Rachel Harrison’s So Thirsty (Berkley 2024) was supposed to be my dedicated “spooky season” read, but I was too entrenched in Booker season to get to it.  Oops. In all fairness, I only selected it as my Aardvark selection because it was signed and I needed a “spooky” book for the season.  If you’ve been here even two seconds, you’ll know cozy horror isn’t something I often cuddle up to.  (That said – Charlaine Harris is one of my favorite types of book candy so…)  The book was perfectly fine for what it is. Highly palatable, well-written, at times pretty funny, but equally forgettable.   Its biggest downfall?  A main character who is positively insufferable and her equally awful though for distinct reasons best friend.  If I had actually liked Sloane and Naomi, I’d have enjoyed this a hell of a lot more.

Long story short – Sloane’s husband surprised her with a weekend get-away for her and her best friend, Naomi, who has been on tour with her rockstar boyfriend in Europe.
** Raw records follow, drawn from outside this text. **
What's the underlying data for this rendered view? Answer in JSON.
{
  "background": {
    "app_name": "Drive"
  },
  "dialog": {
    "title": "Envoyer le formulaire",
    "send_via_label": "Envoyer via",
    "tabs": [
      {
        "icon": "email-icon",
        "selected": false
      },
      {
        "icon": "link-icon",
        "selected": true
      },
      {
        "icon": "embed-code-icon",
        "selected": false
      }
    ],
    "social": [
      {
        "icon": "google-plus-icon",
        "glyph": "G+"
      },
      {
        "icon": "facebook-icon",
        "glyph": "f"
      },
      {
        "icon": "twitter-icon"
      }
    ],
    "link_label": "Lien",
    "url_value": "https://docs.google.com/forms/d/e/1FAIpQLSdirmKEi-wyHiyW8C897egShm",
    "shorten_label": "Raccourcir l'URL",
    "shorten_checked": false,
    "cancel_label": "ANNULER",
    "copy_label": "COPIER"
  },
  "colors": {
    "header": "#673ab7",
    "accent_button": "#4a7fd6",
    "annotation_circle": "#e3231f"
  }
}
His motives are almost as questionable (he can’t keep it in his pants) as why these two mid-30s women are even friends. Naomi is a spitfire, careless and wild, while Sloane is seeing disaster in everything.  They end up at a house full of hot people having wild sex.  Their new friends are vampires.  In order to save Naomi, Sloane has them turn them both.  The new vampires are “so thirsty” and what follows is a lot of Sloane judging Naomi for being thirsty and Sloane being thirsty.  Folks die, blood is consumed, Sloane and Naomi are disconnected for the first time since they became friends as teens, and Sloane gets involved with a centuries old vampire.  (One of my favorite parts is when she says he’s too old for her but then finds out he was turned in his 20s and decides he’s too young.)

It’s a novel of friendship and making the most of the cards you’ve been dealt, I guess, but I didn’t really care about their friendship or them.  *shrugs* 

It’s a perfectly fine quick read that would have been a delicious candy book had anyone other than Henry and Ilie been remotely likable.